My daughter is all caught up on her shots, too, and next month at her annual physical she will get some of her boosters and one vaccine that didn’t exist when I was her age, HPV. A vaccine that can help prevent the only thing known to cause cervical cancer? To me, that one is a no-brainer. I am not naive about this. I still read everything I can get my hands on about immunizations and so many other things related to health. I read them critically and I ask a lot of questions. I read medical journals and philosophical pieces like Biss’s book, which questions the origins of our fears and mistrust about all things medical and “foreign.”
And lately, I’ve been questioning a lot of my own fears. Because I don’t have the luxury anymore of taking medicine for granted; medicine, that imperfect system, has helped me. I have an ongoing relationship with my doctor and each year I am the only one in our family who meets my health insurance out-of-pocket maximum. I recognize my need for the medical system, however much I would love to not come anywhere close to that limit each year.
Because my illness is related to my digestive system, I have spent a LOT of energy fearing what I consume. I have wished I could afford to eat only grass-fed meat, eggs, dairy, only entirely organic vegetables and fruit and grains. I have spent weeks and months trying out a paleo diet, a vegetarian diet, a grain free diet, a vegan diet. I have feared meat and I have feared soy. I have feared grains and dairy and sugar and caffeine and alcohol, even chocolate. I have feared toxins and heavy metals and chemicals and candida and leaky gut, and so many other things I can’t even remember them anymore. I have learned the hard way that detoxing and cleansing are not good for me, that they always trigger a flare of my illness.
And I have learned that this fear doesn’t serve me, that it doesn’t guide me towards healing. I am learning to nourish myself and to approach cooking and eating as an exercise in nurturing – myself and my family. As I read Biss’s book I heard myself so many times; her fears were mine, her insecurities as a mother were my own. And one more thing was mine, too: a surrender of the idea that we have any control over any of it.

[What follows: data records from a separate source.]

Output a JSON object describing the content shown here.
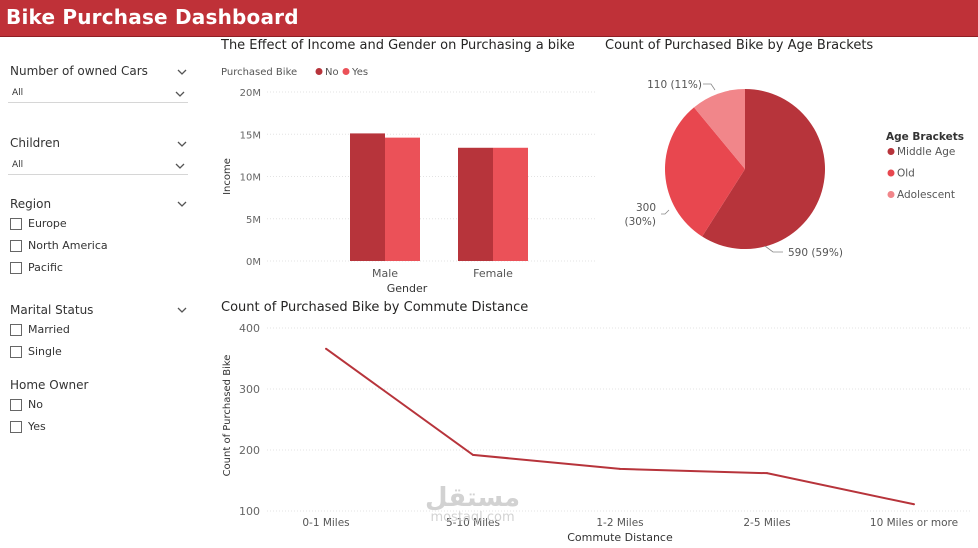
{
  "header": {
    "title": "Bike Purchase Dashboard"
  },
  "sidebar": {
    "cars": {
      "title": "Number of owned Cars",
      "value": "All"
    },
    "children": {
      "title": "Children",
      "value": "All"
    },
    "region": {
      "title": "Region",
      "options": [
        "Europe",
        "North America",
        "Pacific"
      ]
    },
    "marital": {
      "title": "Marital Status",
      "options": [
        "Married",
        "Single"
      ]
    },
    "home_owner": {
      "title": "Home Owner",
      "options": [
        "No",
        "Yes"
      ]
    }
  },
  "watermark": {
    "text1": "مستقل",
    "text2": "mostaql.com"
  },
  "chart_data": [
    {
      "type": "bar",
      "title": "The Effect of Income and Gender on Purchasing a bike",
      "xlabel": "Gender",
      "ylabel": "Income",
      "legend_title": "Purchased Bike",
      "legend_position": "top-left",
      "categories": [
        "Male",
        "Female"
      ],
      "series": [
        {
          "name": "No",
          "values": [
            15100000,
            13400000
          ],
          "color": "#b7343b"
        },
        {
          "name": "Yes",
          "values": [
            14600000,
            13400000
          ],
          "color": "#eb5158"
        }
      ],
      "ylim": [
        0,
        20000000
      ],
      "yticks": [
        "0M",
        "5M",
        "10M",
        "15M",
        "20M"
      ],
      "grid": true
    },
    {
      "type": "pie",
      "title": "Count of Purchased Bike by Age Brackets",
      "legend_title": "Age Brackets",
      "legend_position": "right",
      "slices": [
        {
          "name": "Middle Age",
          "value": 590,
          "label": "590 (59%)",
          "color": "#b7343b"
        },
        {
          "name": "Old",
          "value": 300,
          "label_value": "300",
          "label_pct": "(30%)",
          "color": "#e8474f"
        },
        {
          "name": "Adolescent",
          "value": 110,
          "label": "110 (11%)",
          "color": "#f1868a"
        }
      ]
    },
    {
      "type": "line",
      "title": "Count of Purchased Bike by Commute Distance",
      "xlabel": "Commute Distance",
      "ylabel": "Count of Purchased Bike",
      "categories": [
        "0-1 Miles",
        "5-10 Miles",
        "1-2 Miles",
        "2-5 Miles",
        "10 Miles or more"
      ],
      "values": [
        366,
        192,
        169,
        162,
        111
      ],
      "ylim": [
        100,
        400
      ],
      "yticks": [
        "100",
        "200",
        "300",
        "400"
      ],
      "color": "#b7343b",
      "grid": true
    }
  ]
}
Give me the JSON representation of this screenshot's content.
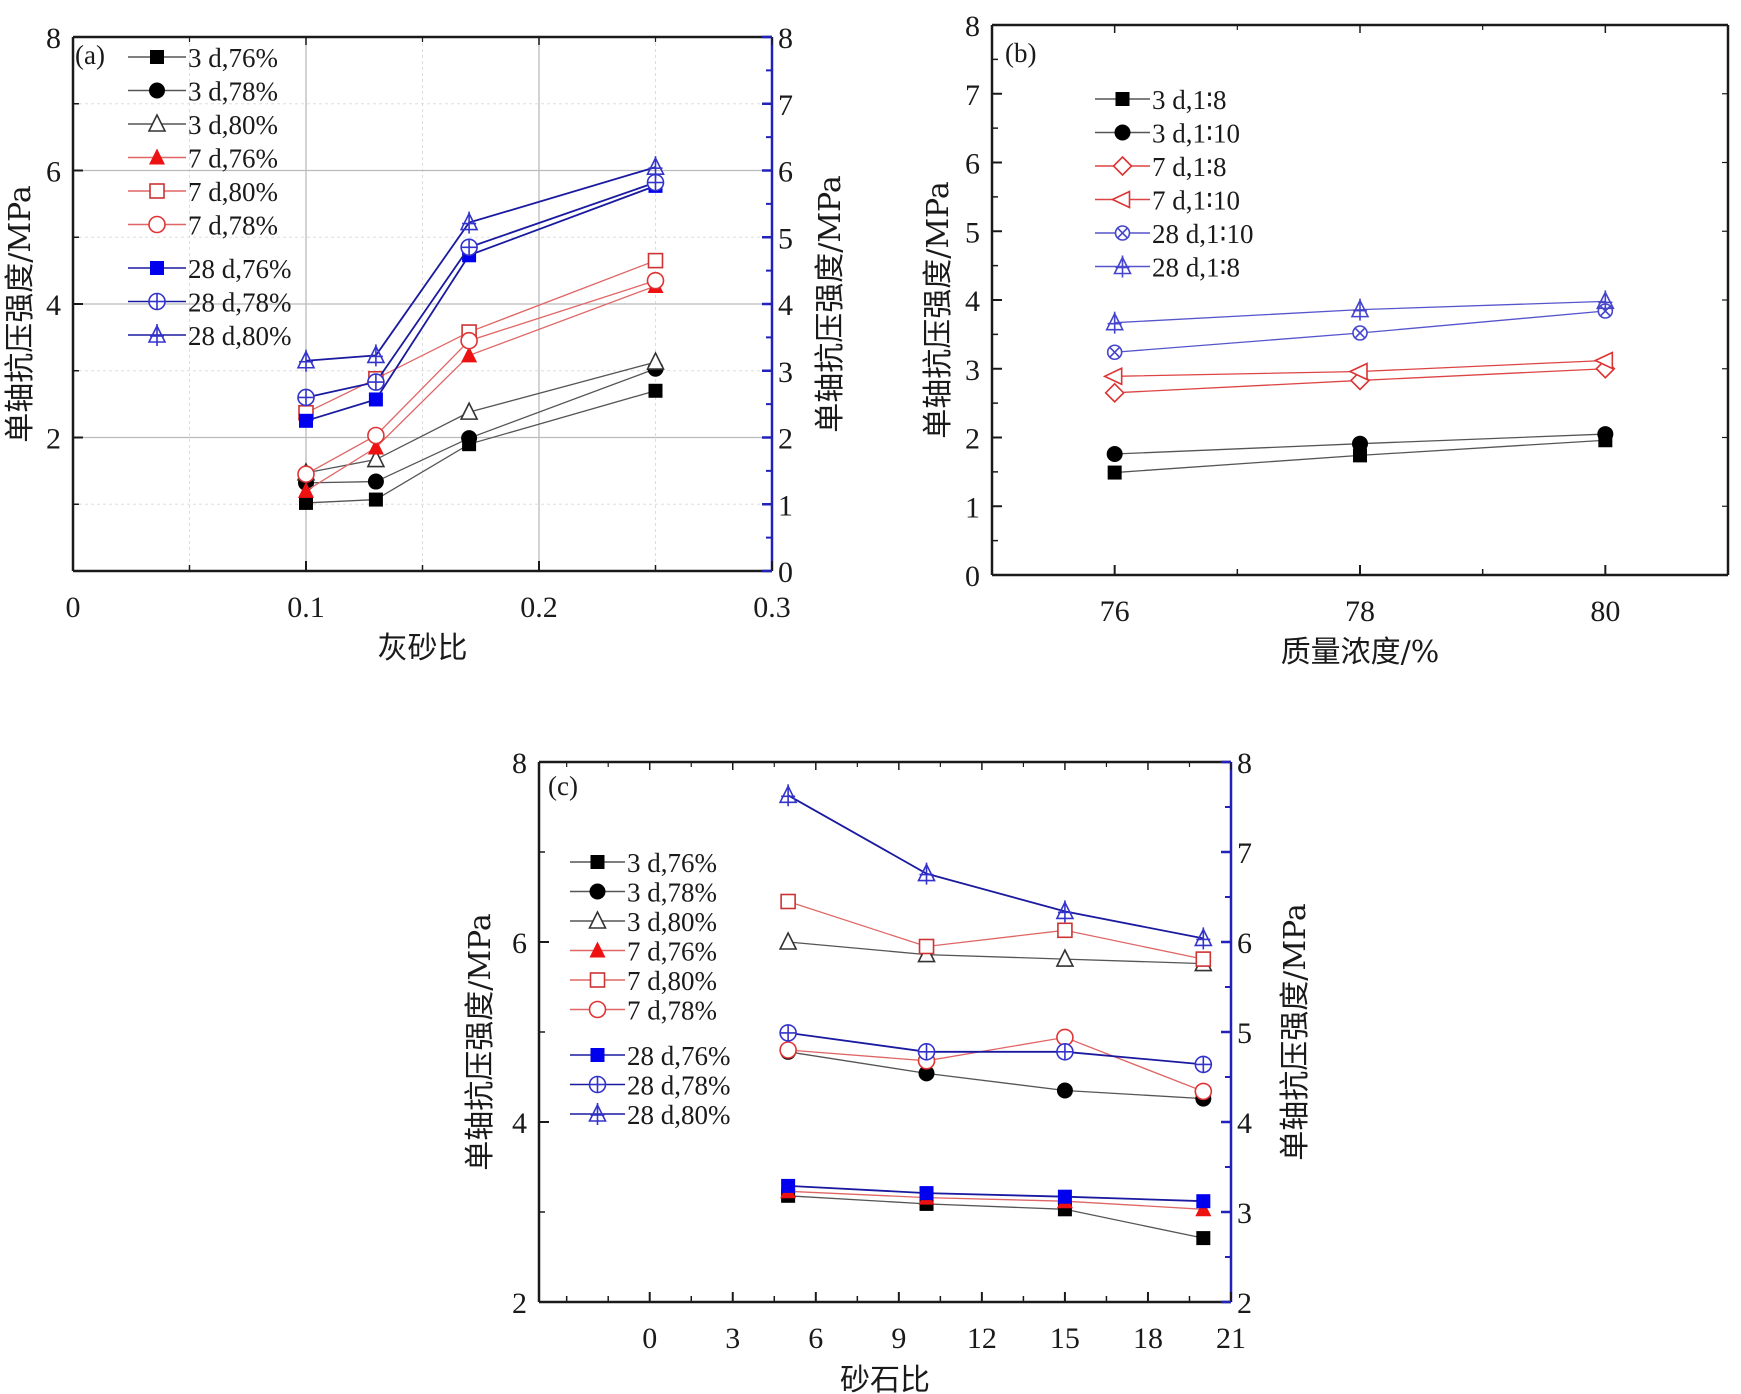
{
  "chart_data": [
    {
      "id": "a",
      "type": "line",
      "panel_label": "(a)",
      "xlabel": "灰砂比",
      "ylabel": "单轴抗压强度/MPa",
      "ylabel_right": "单轴抗压强度/MPa",
      "xlim": [
        0,
        0.3
      ],
      "ylim": [
        0,
        8
      ],
      "ylim_right": [
        0,
        8
      ],
      "xticks": [
        "0",
        "0.1",
        "0.2",
        "0.3"
      ],
      "xtick_values": [
        0,
        0.1,
        0.2,
        0.3
      ],
      "yticks_left": [
        "2",
        "4",
        "6",
        "8"
      ],
      "ytick_values_left": [
        2,
        4,
        6,
        8
      ],
      "yticks_right": [
        "0",
        "1",
        "2",
        "3",
        "4",
        "5",
        "6",
        "7",
        "8"
      ],
      "ytick_values_right": [
        0,
        1,
        2,
        3,
        4,
        5,
        6,
        7,
        8
      ],
      "grid": true,
      "legend_position": "top-left",
      "x": [
        0.1,
        0.13,
        0.17,
        0.25
      ],
      "series": [
        {
          "name": "3 d,76%",
          "marker": "square-filled",
          "color": "#000000",
          "line_color": "#555555",
          "values": [
            1.02,
            1.07,
            1.9,
            2.7
          ]
        },
        {
          "name": "3 d,78%",
          "marker": "circle-filled",
          "color": "#000000",
          "line_color": "#555555",
          "values": [
            1.32,
            1.34,
            1.99,
            3.03
          ]
        },
        {
          "name": "3 d,80%",
          "marker": "triangle-open",
          "color": "#333333",
          "line_color": "#555555",
          "values": [
            1.47,
            1.67,
            2.38,
            3.13
          ]
        },
        {
          "name": "7 d,76%",
          "marker": "triangle-filled",
          "color": "#ee1111",
          "line_color": "#e06666",
          "values": [
            1.2,
            1.85,
            3.23,
            4.27
          ]
        },
        {
          "name": "7 d,80%",
          "marker": "square-open",
          "color": "#cc3333",
          "line_color": "#e06666",
          "values": [
            2.37,
            2.88,
            3.58,
            4.65
          ]
        },
        {
          "name": "7 d,78%",
          "marker": "circle-open",
          "color": "#e03333",
          "line_color": "#e06666",
          "values": [
            1.45,
            2.03,
            3.45,
            4.35
          ]
        },
        {
          "name": "28 d,76%",
          "marker": "square-filled",
          "color": "#0000ee",
          "line_color": "#1a1aa0",
          "values": [
            2.25,
            2.57,
            4.73,
            5.77
          ]
        },
        {
          "name": "28 d,78%",
          "marker": "circle-plus",
          "color": "#3333cc",
          "line_color": "#1a1aa0",
          "values": [
            2.6,
            2.83,
            4.85,
            5.82
          ]
        },
        {
          "name": "28 d,80%",
          "marker": "triangle-plus",
          "color": "#3333cc",
          "line_color": "#1a1aa0",
          "values": [
            3.15,
            3.23,
            5.22,
            6.05
          ]
        }
      ]
    },
    {
      "id": "b",
      "type": "line",
      "panel_label": "(b)",
      "xlabel": "质量浓度/%",
      "ylabel": "单轴抗压强度/MPa",
      "xlim": [
        75,
        81
      ],
      "ylim": [
        0,
        8
      ],
      "xticks": [
        "76",
        "78",
        "80"
      ],
      "xtick_values": [
        76,
        78,
        80
      ],
      "yticks_left": [
        "0",
        "1",
        "2",
        "3",
        "4",
        "5",
        "6",
        "7",
        "8"
      ],
      "ytick_values_left": [
        0,
        1,
        2,
        3,
        4,
        5,
        6,
        7,
        8
      ],
      "grid": false,
      "legend_position": "upper-left",
      "x": [
        76,
        78,
        80
      ],
      "series": [
        {
          "name": "3 d,1∶8",
          "marker": "square-filled",
          "color": "#000000",
          "line_color": "#555555",
          "values": [
            1.49,
            1.74,
            1.96
          ]
        },
        {
          "name": "3 d,1∶10",
          "marker": "circle-filled",
          "color": "#000000",
          "line_color": "#555555",
          "values": [
            1.76,
            1.91,
            2.05
          ]
        },
        {
          "name": "7 d,1∶8",
          "marker": "diamond-open",
          "color": "#dd3333",
          "line_color": "#dd4444",
          "values": [
            2.65,
            2.83,
            3.0
          ]
        },
        {
          "name": "7 d,1∶10",
          "marker": "triangle-left-open",
          "color": "#dd3333",
          "line_color": "#dd4444",
          "values": [
            2.89,
            2.96,
            3.12
          ]
        },
        {
          "name": "28 d,1∶10",
          "marker": "circle-x",
          "color": "#4444cc",
          "line_color": "#5555cc",
          "values": [
            3.24,
            3.52,
            3.84
          ]
        },
        {
          "name": "28 d,1∶8",
          "marker": "triangle-plus",
          "color": "#4444cc",
          "line_color": "#5555cc",
          "values": [
            3.67,
            3.86,
            3.98
          ]
        }
      ]
    },
    {
      "id": "c",
      "type": "line",
      "panel_label": "(c)",
      "xlabel": "砂石比",
      "ylabel": "单轴抗压强度/MPa",
      "ylabel_right": "单轴抗压强度/MPa",
      "xlim": [
        -4,
        21
      ],
      "ylim": [
        2,
        8
      ],
      "ylim_right": [
        2,
        8
      ],
      "xticks": [
        "0",
        "3",
        "6",
        "9",
        "12",
        "15",
        "18",
        "21"
      ],
      "xtick_values": [
        0,
        3,
        6,
        9,
        12,
        15,
        18,
        21
      ],
      "yticks_left": [
        "2",
        "4",
        "6",
        "8"
      ],
      "ytick_values_left": [
        2,
        4,
        6,
        8
      ],
      "yticks_right": [
        "2",
        "3",
        "4",
        "5",
        "6",
        "7",
        "8"
      ],
      "ytick_values_right": [
        2,
        3,
        4,
        5,
        6,
        7,
        8
      ],
      "grid": false,
      "legend_position": "left",
      "x": [
        5,
        10,
        15,
        20
      ],
      "series": [
        {
          "name": "3 d,76%",
          "marker": "square-filled",
          "color": "#000000",
          "line_color": "#555555",
          "values": [
            3.18,
            3.09,
            3.03,
            2.71
          ]
        },
        {
          "name": "3 d,78%",
          "marker": "circle-filled",
          "color": "#000000",
          "line_color": "#555555",
          "values": [
            4.78,
            4.54,
            4.35,
            4.26
          ]
        },
        {
          "name": "3 d,80%",
          "marker": "triangle-open",
          "color": "#333333",
          "line_color": "#555555",
          "values": [
            6.0,
            5.86,
            5.81,
            5.76
          ]
        },
        {
          "name": "7 d,76%",
          "marker": "triangle-filled",
          "color": "#ee1111",
          "line_color": "#e06666",
          "values": [
            3.23,
            3.16,
            3.12,
            3.03
          ]
        },
        {
          "name": "7 d,80%",
          "marker": "square-open",
          "color": "#cc3333",
          "line_color": "#e06666",
          "values": [
            6.45,
            5.95,
            6.13,
            5.81
          ]
        },
        {
          "name": "7 d,78%",
          "marker": "circle-open",
          "color": "#e03333",
          "line_color": "#e06666",
          "values": [
            4.8,
            4.68,
            4.94,
            4.34
          ]
        },
        {
          "name": "28 d,76%",
          "marker": "square-filled",
          "color": "#0000ee",
          "line_color": "#1a1aa0",
          "values": [
            3.29,
            3.21,
            3.17,
            3.12
          ]
        },
        {
          "name": "28 d,78%",
          "marker": "circle-plus",
          "color": "#3333cc",
          "line_color": "#1a1aa0",
          "values": [
            4.99,
            4.78,
            4.78,
            4.64
          ]
        },
        {
          "name": "28 d,80%",
          "marker": "triangle-plus",
          "color": "#3333cc",
          "line_color": "#1a1aa0",
          "values": [
            7.63,
            6.76,
            6.34,
            6.04
          ]
        }
      ]
    }
  ],
  "colors": {
    "right_axis": "#2222bb",
    "axis": "#1a1a1a",
    "grid_major": "#bbbbbb",
    "grid_minor": "#dddddd"
  }
}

We spend 9 months in a completely sterile environment, and the minute we come through the birth canal we are exposed to millions of bacteria. Google the word microbiome and you’ll understand how dependent we all are on these bacteria, which also need us to survive. And, as Biss describes, how intricately connected we are with everything that lives within and around us, including each other.
For me, that helps to take away a lot of the fear. Since I can’t protect my children or myself from EVERYTHING that is out there (and everything that is already a part of us), all I can do is my best to care for, nurture and protect our perfectly imperfect bodies.
Note: Biss refers to “how we make friends with our monsters” on page 154 of her book. This made me think about how we all carry monsters inside of us, both literally (the organisms that are a part of us and that we are a part of) and metaphorically (our fears, our insecurities), and that perhaps if we make friends with them we can see how much we need them and they need us.
Gal, this is a beautiful powerful important essay on a few important things. Watch out, you may need to write a book here too! Thank you.